Una ruga vedo ora felice nel mio volto,
un segno inciso a fuoco nella pelle
mi abbraccia di tempo con le mani aperte del dare.
Burqa
Nel silenzio si cela
il volto smarrito nel buio
occhi chiari sanguinano lacrime
dietro ad una rete di dolore
e tra la polvere degli uomini cade
il nero mantello dell’orrore
ed esso trascina in sé l’assurdità del mondo
nasconde vigliacco i seni materni
afferra di catene i corpi piagati
dalla spietata stupidità dell’uomo
e tu
donna –vergogna
che di macerie senti il tuo ventre
e nel vuoto aleggiare la tua anima
subisci pietosa il tuo carcere
percorri affranta la tua condanna
e
piangi, piangi silenziosa
per aver messo al mondo
la mano crudele che ti ha ingabbiato.
Amina
Amina guardava sua figlia. La guardava e basta.
Non osava dire nulla.
Non osava fare nulla.
Anche a lei, quando era bambina, fecero la stessa cosa.
Era una tradizione.
Ricordava ancora, come fosse in quel preciso momento, tutto
quello che era successo.
Tutto quello che aveva provato.
La sua famiglia era intorno a lei, mentre una vecchia del villaggio
cantilenava sottovoce preghiere antiche.
La fecero sdraiare su un tavolo. Non sapeva cosa sarebbe successo.
Le avevano detto solo che stava per diventare donna.
Ma Amina era solo una bambina.
Gli occhi di tutti era posati su di lei. Chi taceva. Chi pregava.
La vecchia le legò le mani ed i piedi ai lati del tavolo dopo averle
fatto allargare le gambette magre.
Amina si vergognava.
Perché farla mettere così?
Tutti potevano vederla nel luogo suo più segreto.
Amina piangeva, mentre sua madre la guardava.
La guardava e basta.
Non osava dire nulla.
Non osava fare nulla.
E come un fulmine che squarcia la terra con tutto l’impeto e la
forza che solo la natura può avere Amina si sentì squarciare in
mezzo alle sue gambette magre.
La vecchia continuava. Con una lametta in mano.
Amina urlava.
Amina urlava.
Urlo dopo urlo tutto il suo essere donna venne strappato via. Per
sempre.
Alla fine un ago e un filo per chiudere quasi del tutto la porta di
accesso alla sua verginità.
Amina piangeva.
Non aveva mai provato un dolore così.
Tutti la guardavano, mentre quella vecchia le faceva così male,
mentre le strappava via la sua carne, il suo pudore, la sua dignità.

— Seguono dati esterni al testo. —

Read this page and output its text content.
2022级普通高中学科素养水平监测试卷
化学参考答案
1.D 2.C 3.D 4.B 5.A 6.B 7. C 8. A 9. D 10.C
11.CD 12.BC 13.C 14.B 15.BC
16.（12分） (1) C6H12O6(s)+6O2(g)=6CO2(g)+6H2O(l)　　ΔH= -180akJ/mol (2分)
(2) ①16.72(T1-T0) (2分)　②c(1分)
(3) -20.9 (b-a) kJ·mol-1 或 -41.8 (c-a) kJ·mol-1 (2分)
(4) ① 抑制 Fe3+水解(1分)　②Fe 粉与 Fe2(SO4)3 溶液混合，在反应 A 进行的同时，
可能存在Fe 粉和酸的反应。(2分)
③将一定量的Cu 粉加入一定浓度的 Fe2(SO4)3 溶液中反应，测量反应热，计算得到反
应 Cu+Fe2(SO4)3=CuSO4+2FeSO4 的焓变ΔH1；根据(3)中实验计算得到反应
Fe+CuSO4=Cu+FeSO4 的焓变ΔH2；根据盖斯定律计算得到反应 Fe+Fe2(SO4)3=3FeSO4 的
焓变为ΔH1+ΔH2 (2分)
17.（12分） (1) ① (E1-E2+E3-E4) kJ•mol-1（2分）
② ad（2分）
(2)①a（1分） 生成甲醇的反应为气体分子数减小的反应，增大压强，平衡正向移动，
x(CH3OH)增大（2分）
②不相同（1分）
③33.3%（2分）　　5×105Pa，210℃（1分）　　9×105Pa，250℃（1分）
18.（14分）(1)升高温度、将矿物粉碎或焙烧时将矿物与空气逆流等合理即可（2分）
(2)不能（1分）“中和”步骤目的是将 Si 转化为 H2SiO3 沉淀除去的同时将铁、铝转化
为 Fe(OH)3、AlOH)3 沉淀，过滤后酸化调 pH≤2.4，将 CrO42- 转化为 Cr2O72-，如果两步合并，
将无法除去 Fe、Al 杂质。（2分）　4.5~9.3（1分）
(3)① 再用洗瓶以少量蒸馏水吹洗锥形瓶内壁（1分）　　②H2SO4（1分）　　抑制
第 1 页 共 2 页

Tutti la guardavano, mentre quella vecchia la condannava a soffrire
per sempre.
Nessuno diceva niente.
Guardavano e basta.
Era una tradizione.
Dopo di allora Amina non fu più la stessa.
Le avevano detto che stava per diventare donna, ma lei, in cuor
suo, sapeva.
Non sarebbe mai più stata una donna.
Sarebbe stata solo una procreatrice.
Nessun piacere concesso.
Solo un mezzo per soddisfare un uomo che avrebbe dovuto servire
per tutta la vita.
Un uomo che l’avrebbe squarciata come un fulmine squarcia la
terra con tutto l’impeto e la forza che solo la natura perversa e
malvagia può avere.
Amina ricordava e temeva quei momenti di intimità che per lei
significavano una cosa sola: dolore.
Amina ricordava e temeva quei periodi del mese duranti i quali il
suo ventre diventava di fuoco e ogni più piccola cellula tra le sue
gambe sembrava ardere.
Amina era ormai adulta.
Amina era ormai una madre.
Amina guardava ora sua figlia. La guardava e basta.
Non poteva dire nulla.
Non poteva fare nulla.
Ma una lacrima silenziosa scese dai suoi occhi.